All right!!! So basically, what do we have to start with, is a single pcap file format:
1 -rw-r--r-- 1 root root 8302 2011-11-20 21:22 capture.pcap
If working with TCP based protocols it can be very helpful to see the data from a TCP stream in the way that the application layer sees it.
Without doubts Wireshark is a wounderful tool (nonetheless, we aren’t able to use X11-server on Nebula VM. Actually, all is possible =) but that’s definitely is not the best way). It worth to notice that there’s also exist console version called tshark but unfortunately, attempt to setup it on VM due to some failures was unsuccessful. That’s why I had to use what was at hand, in particular tcpflow:
1 level08@nebula:/home/flag08$ tcpflow -cer ./capture.pcap
Blue color indicates client to server flow and the red one is server to client. The default behavior in case of printing to file/console is converting all non-printable characters to the “.” character. We have four dots in the password, let’s not guessing but making clear for sure what it exactly is by using wireshark (cannot escape from fate) on the outer host.
Firstly need to pass this instance file out and netcat will help in this.

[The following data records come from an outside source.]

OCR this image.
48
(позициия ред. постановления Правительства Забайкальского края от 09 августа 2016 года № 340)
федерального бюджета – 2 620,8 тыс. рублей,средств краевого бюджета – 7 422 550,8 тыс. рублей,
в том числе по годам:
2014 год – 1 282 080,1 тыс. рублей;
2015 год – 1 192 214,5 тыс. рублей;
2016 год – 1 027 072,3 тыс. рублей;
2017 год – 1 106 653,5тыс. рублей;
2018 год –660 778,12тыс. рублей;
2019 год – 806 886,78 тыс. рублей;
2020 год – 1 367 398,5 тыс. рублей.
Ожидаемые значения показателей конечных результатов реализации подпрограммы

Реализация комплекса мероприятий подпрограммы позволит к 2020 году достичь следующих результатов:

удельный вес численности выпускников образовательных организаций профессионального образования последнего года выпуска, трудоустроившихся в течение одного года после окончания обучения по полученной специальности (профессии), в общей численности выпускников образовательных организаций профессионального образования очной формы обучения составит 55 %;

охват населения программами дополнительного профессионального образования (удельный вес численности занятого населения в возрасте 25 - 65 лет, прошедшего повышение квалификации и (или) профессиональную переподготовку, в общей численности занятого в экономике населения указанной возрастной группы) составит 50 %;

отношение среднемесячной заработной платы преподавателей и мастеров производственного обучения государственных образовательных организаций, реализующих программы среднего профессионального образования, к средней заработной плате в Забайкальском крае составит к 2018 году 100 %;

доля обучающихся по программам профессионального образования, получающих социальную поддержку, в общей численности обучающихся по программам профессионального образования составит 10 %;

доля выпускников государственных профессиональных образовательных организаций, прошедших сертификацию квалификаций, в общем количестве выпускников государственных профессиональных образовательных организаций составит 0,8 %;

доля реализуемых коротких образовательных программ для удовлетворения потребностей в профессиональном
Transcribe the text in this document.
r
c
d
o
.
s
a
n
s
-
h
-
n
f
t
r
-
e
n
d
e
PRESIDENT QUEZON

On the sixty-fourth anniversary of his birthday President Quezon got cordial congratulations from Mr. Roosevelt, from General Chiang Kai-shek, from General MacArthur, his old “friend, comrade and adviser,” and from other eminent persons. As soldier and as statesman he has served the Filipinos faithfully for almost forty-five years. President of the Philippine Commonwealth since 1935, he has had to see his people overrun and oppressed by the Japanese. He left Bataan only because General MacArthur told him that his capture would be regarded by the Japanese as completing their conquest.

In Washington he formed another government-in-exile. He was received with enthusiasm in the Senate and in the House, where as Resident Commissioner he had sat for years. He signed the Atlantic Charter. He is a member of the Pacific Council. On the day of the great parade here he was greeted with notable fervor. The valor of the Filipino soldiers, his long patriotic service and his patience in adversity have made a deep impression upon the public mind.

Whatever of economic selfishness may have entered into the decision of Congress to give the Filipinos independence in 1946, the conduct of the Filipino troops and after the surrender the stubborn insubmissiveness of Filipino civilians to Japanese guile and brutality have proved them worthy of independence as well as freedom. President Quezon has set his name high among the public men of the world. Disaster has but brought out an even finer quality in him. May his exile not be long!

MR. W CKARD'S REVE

1 level08@nebula:/home/flag08$ nc -l 8888 < ./capture.pcap
2 # And then on the outer host:
3 nobody@home$ wget -O capture.pcap 192.168.56.102:8888
Secondly, check out on the wireshark:
If grab the ASCII table it appears that “7F” hex represents delete and “0D” - carriage return symbols respectively. The final note as conclusion, after applying “DEL”, the passphrase (flag08 account) becomes - “backd00Rmate”. Hell yeah (òÓ,)_\,,/ !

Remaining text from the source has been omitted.